In the case of the newly re-named Cormoran the solution to the problem of limited fuel capacity was to move the crew on to the deck and use the ship’s accommodation as extra coal bunkers. By this means Zuckschwerdt gave his ship an additional 16,000 kilometre range. He sailed out of Tsingtao on 10 August 1914. Four months later he and his crew were to be interned by the Americans at Guam, but a great deal would happen to the Cormoran before then.
Meanwhile the might of the British Empire was preparing to expel Germany once and for all from the Pacific. She had not been wanted there in the first place. To the British and Germans the Pacific was a sideshow at a time of momentous events on the European continent. Indeed, many histories of World War I scarcely mention the events taking place so far away from London, Paris, Berlin and St Petersburg. The Germans and the British knew that the question of naval supremacy would be settled in the North Sea and the Atlantic Ocean. The wider questions of strategy and planning will be dealt with in the next chapter, but it is clear from contemporary accounts that the people of Australia and New Zealand had a considerable fear of a German presence in the Pacific Ocean. There had been a number of Russian ‘scares’ in the late nineteenth century and, particularly in New Zealand, defensive installations had been undertaken at some harbours in anticipation of the Tsar’s warships suddenly appearing on the horizon. Australia was not quite so hysterical: in 1909 the Australian government noted that the term ‘defended port’ was an empty one, those ports so designated (Sydney, Adelaide, Newcastle, Port Phillip, for example) either had no guns, or if they did, had no trained gunnery officers, searchlights for night firing or supplies for the crews.

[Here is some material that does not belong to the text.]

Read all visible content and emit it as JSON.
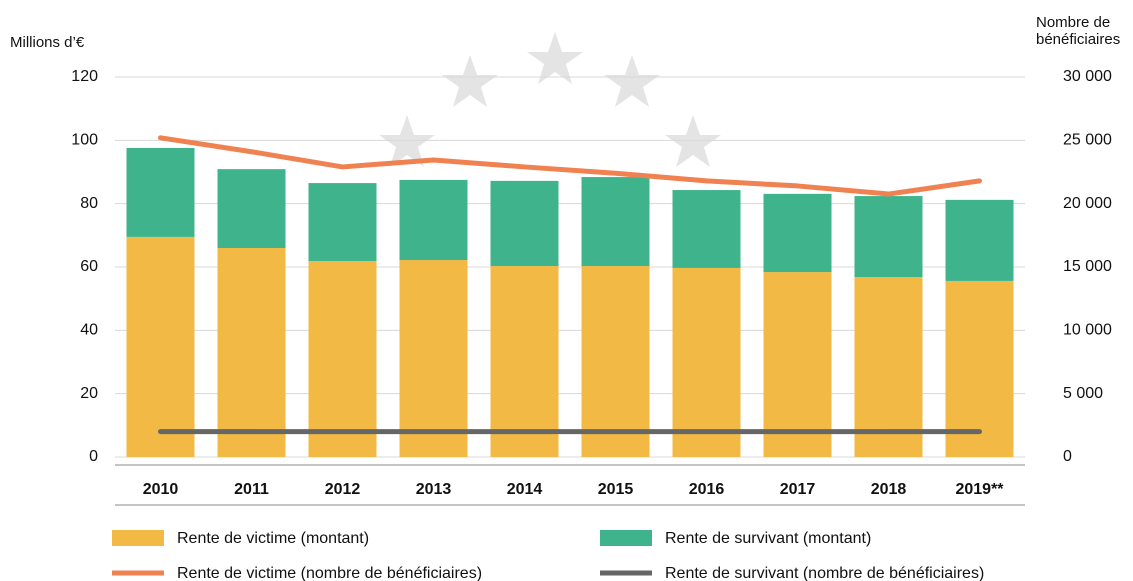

But by the outbreak of war, the scare was really on in both countries. On 10 August, the New Zealand Herald reported the Australians were worried about ‘the great naval base of Simpsonhafen (now Rabaul) in Kaiser Wilhelm land (now part of Papua New Guinea) which had allegedly been built at a cost of ‘thousands of pounds’. The newspaper which, despite hostilities, was still printing daily summaries of local shipping movements, warned that the German naval base had been built under the guise of mercantile expansion within striking distance of the Torres Strait, where all the shipping routes between Australia and the Far East converged. It reported that the wharf at Simpsonhafen was 300 metres long with spacious warehouses worth £40,000; if these had existed, this imaginary wharf would have been longer than any other in Australasia and equal to the needs of a city of 100,000 people. The report of this ‘great naval base’ would have been news to the Imperial German Navy, too.
At the outbreak of war, the East Asiatic Squadron faced a superior British and Allied presence and the squadron commander, Vice-Admiral Maximilian Count von Spee, knew that only too well. Apart from the Russian fleet at Vladivostok and the two French cruisers, Dupleix and Montcalm, there was the British China squadron based at Weihaiwei and Hong Kong, the East Indies station at Colombo, and the Australian squadron.